As the conflict in eastern Ukraine continued into its third year, access to health care remained severely limited for people living along the front-line, due to disrupted services and damage to infrastructure.

In eastern Ukraine, Doctors Without Borders/Médecins Sans Frontières (MSF) scaled up its mobile clinics and operated in a total of 28 locations. The teams offered primary health care and psychological support to those living in or near the conflict zone, including internally displaced people. The majority of patients are aged over 50 and have chronic diseases.

In addition, MSF provided training in psychological support to assist health care workers and teachers living and working in the conflict zone.

Hepatitis C

MSF opened a hepatitis C program in Mykolaiv region, providing treatment with two effective direct-acting antivirals—daclatasvir and sofosbuvir—as well as diagnostic tests, patient support, education, and counseling services.

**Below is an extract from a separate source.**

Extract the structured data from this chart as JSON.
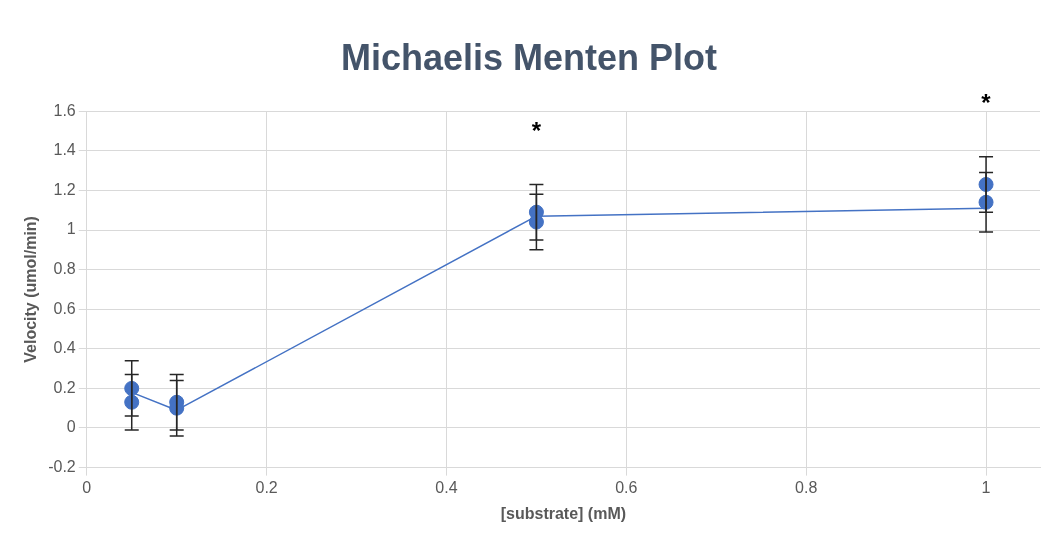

Some patients are co-infected with HIV or on opioid substitution therapy; others are health care workers infected with the virus.

Handover of care for drug-resistant tuberculosis (DR-TB) patients in the penitentiary system

At the end of November, MSF handed over care of patients with DR-TB in the penitentiary system in Dnipro and Donetsk. In order to ensure continuity of care, a transfer plan was put in place for each patient, including the provision of medication to enable them to finish their treatment. MSF is also now working to open a new program in Zhytomyr to treat DRTB patients in the general population.